People and their pain are very different in general, but rather similar in specific groups. Almost everyone spends almost all of their time in a bubble that excludes the pain points of most of the world. And, for someone with the skills, possibility and desire to run a startup, it's exceedingly likely that your market is oversaturated already.

Pick any demographic metric.

For age, the personal pain points of 15-30 people have an overabundance of solutions, but the pain points associated with 53 year olds or 9 year old kids have more gaps and possibly even more paying power.

For lifestyle, the pain points of single young adults are oversaturated while needs of large families (possibly excluding baby-apps) are not, again, due to the peculiarities of startup employee demographics.

For types of location, even the minor pain (inconvenience?) points of people living in highly dense urban areas have all kinds of startup solutions, while pain points specific to millions of people living in USA rural areas are pretty much ignored.

For social groups, the subcultures popular in Silicon Valley have their specific needs filled much more than the various minorities and cultures which are mostly elsewhere. Pardon me for a crude example, but for example, there is a competitive market in gay dating apps/services with a lot of solutions developed; however, the USA LGBT population is comparable in size and thus purchasing power to the Mormon population - if you're starting a new service, which market has the larger potential for you to serve a need that's not already served by existing solutions?

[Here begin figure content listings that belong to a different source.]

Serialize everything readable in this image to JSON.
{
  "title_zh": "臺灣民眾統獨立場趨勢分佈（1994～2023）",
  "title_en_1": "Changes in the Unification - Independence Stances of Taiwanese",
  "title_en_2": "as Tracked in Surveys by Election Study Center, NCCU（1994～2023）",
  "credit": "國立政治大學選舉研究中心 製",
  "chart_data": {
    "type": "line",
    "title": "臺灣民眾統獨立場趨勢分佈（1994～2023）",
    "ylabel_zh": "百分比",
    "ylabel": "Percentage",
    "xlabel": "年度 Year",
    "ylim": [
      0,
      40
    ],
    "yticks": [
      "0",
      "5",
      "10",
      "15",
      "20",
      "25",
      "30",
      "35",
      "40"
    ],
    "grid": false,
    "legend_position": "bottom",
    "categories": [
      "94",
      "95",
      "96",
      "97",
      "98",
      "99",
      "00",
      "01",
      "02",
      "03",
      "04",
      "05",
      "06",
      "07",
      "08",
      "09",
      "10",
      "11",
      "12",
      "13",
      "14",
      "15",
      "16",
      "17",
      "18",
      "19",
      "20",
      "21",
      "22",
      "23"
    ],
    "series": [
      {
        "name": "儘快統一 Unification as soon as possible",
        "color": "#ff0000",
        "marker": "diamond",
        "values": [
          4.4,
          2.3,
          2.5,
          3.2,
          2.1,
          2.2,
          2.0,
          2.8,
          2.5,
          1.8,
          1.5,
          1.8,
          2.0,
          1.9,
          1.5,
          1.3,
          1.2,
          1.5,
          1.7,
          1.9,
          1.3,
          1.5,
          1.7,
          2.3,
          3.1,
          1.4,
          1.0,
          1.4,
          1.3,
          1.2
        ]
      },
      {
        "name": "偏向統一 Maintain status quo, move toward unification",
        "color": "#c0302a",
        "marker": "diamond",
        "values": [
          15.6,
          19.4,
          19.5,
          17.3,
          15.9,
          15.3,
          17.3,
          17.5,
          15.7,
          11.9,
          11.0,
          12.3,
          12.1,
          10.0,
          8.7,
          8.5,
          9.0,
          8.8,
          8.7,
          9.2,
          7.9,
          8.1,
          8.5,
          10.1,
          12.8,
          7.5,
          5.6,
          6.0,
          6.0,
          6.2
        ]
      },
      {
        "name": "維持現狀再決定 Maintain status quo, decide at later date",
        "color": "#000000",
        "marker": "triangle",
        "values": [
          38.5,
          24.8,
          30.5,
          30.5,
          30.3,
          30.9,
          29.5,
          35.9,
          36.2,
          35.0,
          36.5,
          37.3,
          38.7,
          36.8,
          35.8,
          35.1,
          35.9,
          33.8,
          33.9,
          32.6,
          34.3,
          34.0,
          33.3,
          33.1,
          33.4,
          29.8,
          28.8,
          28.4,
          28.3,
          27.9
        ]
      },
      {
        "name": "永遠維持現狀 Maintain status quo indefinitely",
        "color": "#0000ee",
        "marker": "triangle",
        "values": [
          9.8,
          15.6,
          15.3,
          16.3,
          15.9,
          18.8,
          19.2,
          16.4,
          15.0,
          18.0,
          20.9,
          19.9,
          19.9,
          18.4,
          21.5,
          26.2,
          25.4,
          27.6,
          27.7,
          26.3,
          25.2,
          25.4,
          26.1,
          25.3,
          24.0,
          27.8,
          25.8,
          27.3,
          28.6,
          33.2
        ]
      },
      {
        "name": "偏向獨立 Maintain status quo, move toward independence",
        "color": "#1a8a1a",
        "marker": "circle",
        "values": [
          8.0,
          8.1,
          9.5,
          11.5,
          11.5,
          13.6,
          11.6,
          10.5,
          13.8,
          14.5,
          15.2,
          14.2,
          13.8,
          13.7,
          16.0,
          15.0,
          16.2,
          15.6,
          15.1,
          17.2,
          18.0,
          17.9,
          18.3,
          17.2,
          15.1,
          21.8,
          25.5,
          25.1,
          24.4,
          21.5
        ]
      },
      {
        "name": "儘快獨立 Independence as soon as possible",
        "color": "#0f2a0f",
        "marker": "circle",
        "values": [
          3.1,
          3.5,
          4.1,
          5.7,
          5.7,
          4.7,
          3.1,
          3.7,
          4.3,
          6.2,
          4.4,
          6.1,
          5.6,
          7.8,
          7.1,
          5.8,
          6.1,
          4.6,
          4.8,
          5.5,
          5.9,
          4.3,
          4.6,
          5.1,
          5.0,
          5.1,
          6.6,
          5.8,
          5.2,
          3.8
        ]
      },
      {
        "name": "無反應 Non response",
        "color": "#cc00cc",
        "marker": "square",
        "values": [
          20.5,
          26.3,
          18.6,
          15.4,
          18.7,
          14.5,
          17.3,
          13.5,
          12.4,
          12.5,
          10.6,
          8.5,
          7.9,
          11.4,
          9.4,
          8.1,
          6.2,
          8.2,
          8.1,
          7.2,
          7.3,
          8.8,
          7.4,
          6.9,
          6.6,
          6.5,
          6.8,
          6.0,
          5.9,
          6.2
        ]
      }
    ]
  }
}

For technological aptitude, the needs of early adopters are obviously served by new tech, while you definitely can build solid businesses designed to serve the far more numerous people who want to avoid bleeding edge tech or even don't have the skills or desire to use industry-standard tech - if they still have the same needs, then making that tech more friendly to them or more distant from them (having you do stuff for them by that tech, instead of having them interact directly in detail) will bring you good revenue.